The O3 model of OpenAI won the final against Grok 4 of xAI. Google Gemini finished in third place, defeating another entry by OpenAI. Although Grok 4 had seemed strong in the initial rounds, it played terribly in the final, making unusual mistakes, such as losing its queen multiple times.

Chess.com writer Pedro Pinhata said, “Up to the semi-finals, it appeared that Grok 4 could not be defeated.” The illusion collapsed on the final day of the tournament. Hikaru Nakamura, a chess grandmaster who livestreamed the event, observed that Grok had a tendency to blunder, whereas o3 was very precise.

Musk dismissed the loss, writing on X that xAI had put “almost no effort on chess” and that the tournament run was therefore incidental to its core design. Nonetheless, the loss brings out the minor yet considerable variations in the form in which AI models learn and implement strategy when under pressure.

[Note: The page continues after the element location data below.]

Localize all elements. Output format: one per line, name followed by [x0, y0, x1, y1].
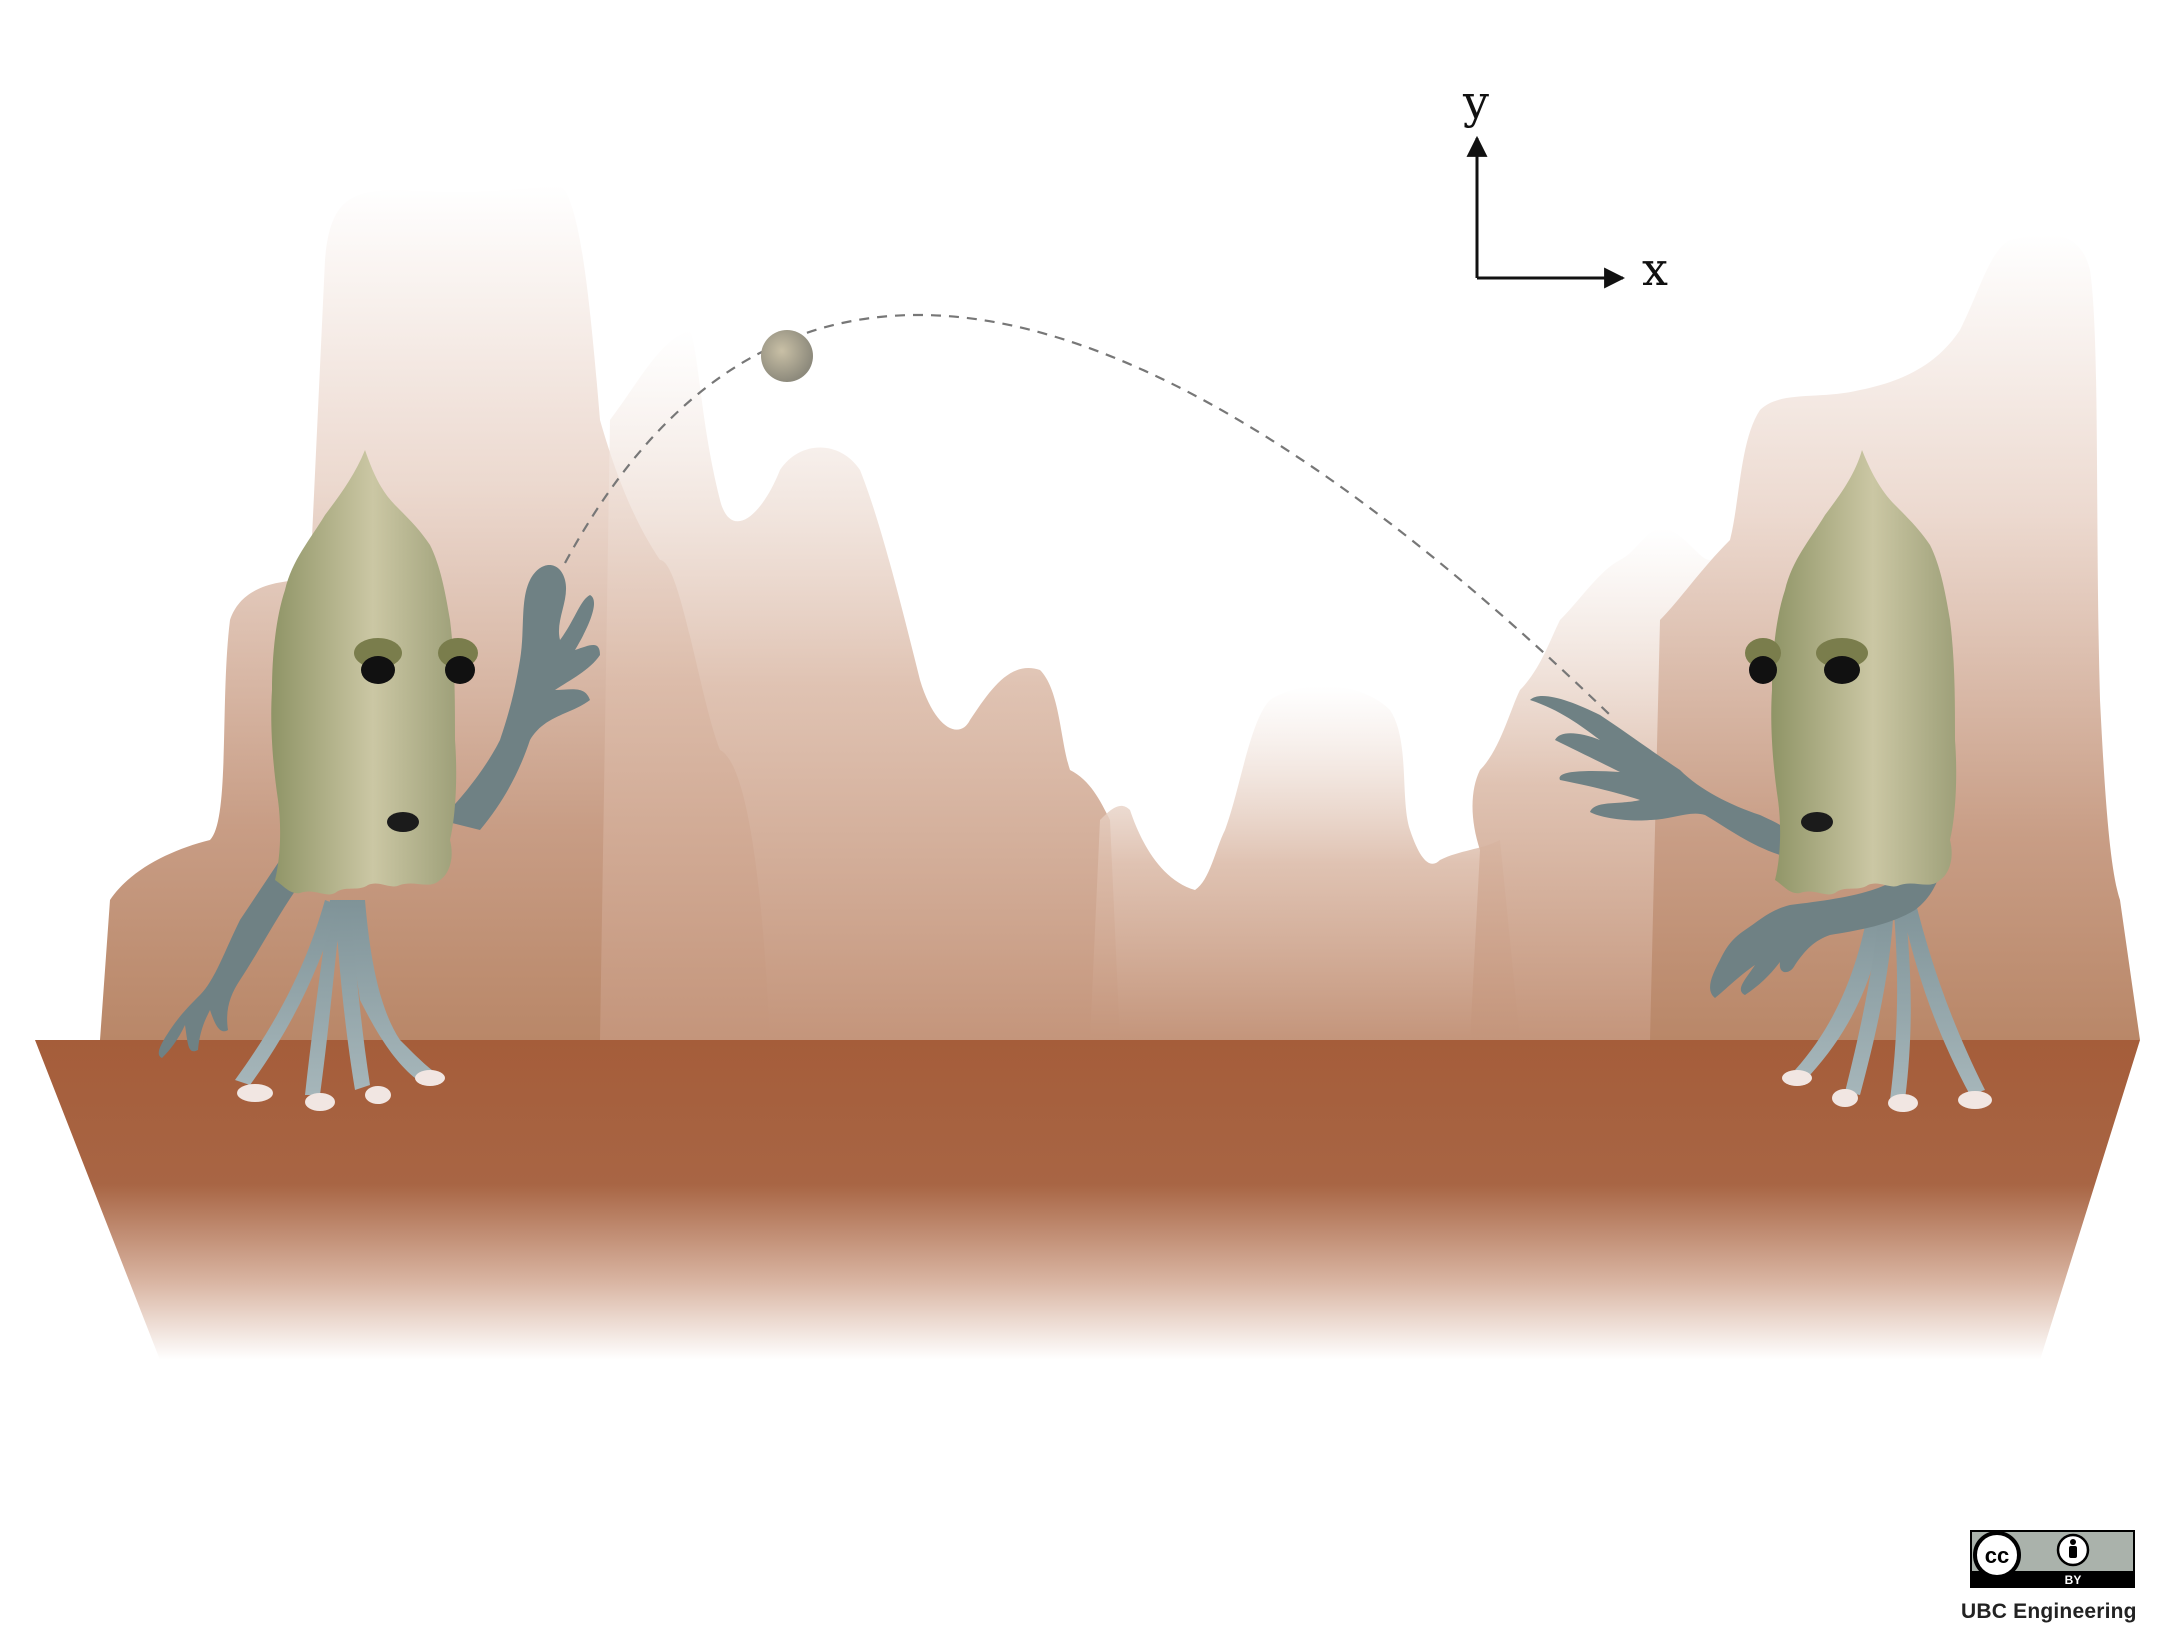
cliff-left-mid — [600, 330, 1120, 1040]
cc-by-license-badge: cc BY — [1970, 1530, 2135, 1588]
alien-lowered-arm — [158, 830, 310, 1058]
alien-mouth — [387, 812, 419, 832]
alien-head-right — [1771, 450, 1957, 895]
thrown-ball — [761, 330, 813, 382]
alien-eyes — [354, 638, 478, 684]
alien-legs — [235, 900, 440, 1095]
alien-catcher — [1530, 450, 1992, 1112]
creative-commons-icon: cc — [1973, 1531, 2021, 1579]
coordinate-axes: y x — [1462, 75, 1668, 296]
alien-feet-right — [1782, 1070, 1992, 1112]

Chess has held a long history of measuring the capabilities of computational reasoning. From Deep Blue’s defeat of Garry Kasparov in 1997 to the defeat of Go champions in the late 2010s by Google DeepMind’s AlphaGo, these games have served as milestones in the history of AI. It is not yet the case that large language models can compete with dedicated engines, but competitions such as this one demonstrate their growing ability to do things other than text and conversation.

To OpenAI, the victory underlines the multifaceted nature of O3 and can act as a PR coup in its competition against Musk’s xAI. To the AI industry, it is an indication that even general-purpose models are improving in their ability to think multiple moves ahead, not only on the chessboard.